Quando, em um Itan, Nanã “abandona” Omolu, é trazido para a cena a possibilidade, e, por que não a necessidade, de pensar que o amor materno não é soberano e que esse amor pode se manifestar de outras formas, como no caso, abrindo mão da sua maternidade para alguém que de fato deseje ocupar esse lugar e que o faria de uma melhor maneira.

Um corpo saudável é aquele que está em harmonia com seu ori, com a natureza e com sua ancestralidade. A doença pode ser compreendida como um desequilíbrio espiritual que se cura com banhos, rezas, ervas, oferendas e rituais capazes de restabelecer essa energia vital; ou, em certos casos, simplesmente com obediência e fé.
Essa outra maneira de pensar, sustentada por uma outra “cosmo-percepção” tensiona e questiona a hierarquia que toma a medicina ocidental como “ciência” e as práticas afro-brasileiras como “crendices”. Ao reconhecer o saber das religiões de matriz africana como conhecimento válido, restituem-se dignidade e legitimidade a corpos e culturas historicamente marginalizados.
Nos terreiros, cuidar é ato político, comunitário e natural. A cura envolve o cuidado ao bem-estar coletivo, o acolhimento, a partilha de alimentos, o respeito aos ciclos naturais e o cuidado com o outro. Isso vai contra a lógica individualista e fragmentada do sistema biomédico.

A caminhada no sentido a uma outro modo de vida, virtuoso, possibilita a construção de uma outra conceituação de saúde e doença. Esse movimento implica deslocar os olhares e chamar outras perspectivas de mundo para compor o campo do cuidado. Ao reconhecer nos Itans de Exu e Omolu caminhos de compreensão sobre o equilíbrio, a disciplina e a humildade, abre-se a possibilidade de reconstruir sentidos para a saúde que não se restrinjam à ausência de doença, mas que a compreendam como expressão da vida em movimento.

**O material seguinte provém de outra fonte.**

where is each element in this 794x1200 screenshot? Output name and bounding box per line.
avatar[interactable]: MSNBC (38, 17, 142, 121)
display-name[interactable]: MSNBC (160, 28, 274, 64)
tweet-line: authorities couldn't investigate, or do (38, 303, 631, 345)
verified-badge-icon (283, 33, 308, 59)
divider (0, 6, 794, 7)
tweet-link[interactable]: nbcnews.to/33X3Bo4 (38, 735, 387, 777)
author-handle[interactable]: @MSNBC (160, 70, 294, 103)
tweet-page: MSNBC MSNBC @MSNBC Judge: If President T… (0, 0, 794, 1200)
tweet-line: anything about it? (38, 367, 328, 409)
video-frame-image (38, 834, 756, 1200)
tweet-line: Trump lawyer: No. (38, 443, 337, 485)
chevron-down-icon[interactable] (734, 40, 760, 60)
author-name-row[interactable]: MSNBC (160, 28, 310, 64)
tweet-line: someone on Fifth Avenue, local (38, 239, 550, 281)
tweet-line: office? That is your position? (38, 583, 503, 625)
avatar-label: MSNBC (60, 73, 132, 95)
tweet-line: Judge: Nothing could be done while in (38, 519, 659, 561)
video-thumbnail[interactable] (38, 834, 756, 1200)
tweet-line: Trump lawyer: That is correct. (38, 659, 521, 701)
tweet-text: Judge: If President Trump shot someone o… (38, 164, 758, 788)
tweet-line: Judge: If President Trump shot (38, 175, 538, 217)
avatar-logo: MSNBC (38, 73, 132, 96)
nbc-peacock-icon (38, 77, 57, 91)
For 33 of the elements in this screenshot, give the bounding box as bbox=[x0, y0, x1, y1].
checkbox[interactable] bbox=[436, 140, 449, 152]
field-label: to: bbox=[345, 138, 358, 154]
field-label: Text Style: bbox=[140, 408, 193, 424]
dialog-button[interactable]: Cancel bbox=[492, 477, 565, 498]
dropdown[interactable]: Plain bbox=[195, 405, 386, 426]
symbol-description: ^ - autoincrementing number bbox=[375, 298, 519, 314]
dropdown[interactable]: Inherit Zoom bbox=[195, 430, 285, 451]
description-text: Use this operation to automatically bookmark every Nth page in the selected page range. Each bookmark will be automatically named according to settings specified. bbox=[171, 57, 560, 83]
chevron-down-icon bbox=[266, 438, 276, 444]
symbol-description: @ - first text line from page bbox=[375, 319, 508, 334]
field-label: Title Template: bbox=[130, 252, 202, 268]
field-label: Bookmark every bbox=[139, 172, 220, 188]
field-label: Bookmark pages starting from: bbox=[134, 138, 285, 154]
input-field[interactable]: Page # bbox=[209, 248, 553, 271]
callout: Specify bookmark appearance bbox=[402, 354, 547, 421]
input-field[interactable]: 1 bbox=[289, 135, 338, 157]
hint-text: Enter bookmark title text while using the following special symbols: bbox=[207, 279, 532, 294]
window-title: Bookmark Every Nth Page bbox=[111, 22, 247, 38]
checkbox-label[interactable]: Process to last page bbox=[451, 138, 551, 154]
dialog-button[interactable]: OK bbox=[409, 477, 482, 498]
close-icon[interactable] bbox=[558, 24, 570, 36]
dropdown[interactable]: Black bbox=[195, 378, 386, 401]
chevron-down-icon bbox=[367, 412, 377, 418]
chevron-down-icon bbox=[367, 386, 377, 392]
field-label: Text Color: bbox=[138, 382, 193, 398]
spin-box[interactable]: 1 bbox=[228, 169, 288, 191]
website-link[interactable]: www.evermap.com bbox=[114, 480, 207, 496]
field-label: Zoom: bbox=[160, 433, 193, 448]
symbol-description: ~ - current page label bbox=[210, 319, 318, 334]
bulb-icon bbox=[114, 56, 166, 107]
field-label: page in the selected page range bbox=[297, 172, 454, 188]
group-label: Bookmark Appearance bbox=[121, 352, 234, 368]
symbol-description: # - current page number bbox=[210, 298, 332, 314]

Os saberes das religiões de matriz africana, ao articularem corpo, espírito, comunidade e natureza, propõem uma ética virtuosa e uma epistemologia do cuidado fundada na coletividade, na ancestralidade e na reciprocidade. Essa cosmo-perspectiva desloca hierarquias e convoca a academia a um exercício de escuta e diálogo com outras formas de conhecimento, reconhecendo nelas não o exótico ou o místico, mas o científico em outra linguagem.
Assim, questionando e tensionando os limites da racionalidade moderna e convidando a multiplicidade de modos de cuidado à saúde, as perspectivas não-colonizadas nos convidam a reencantar a própria ideia de saúde. Não mais um estado fixo a ser alcançado, mas um processo vivo, em movimento e em constante relação.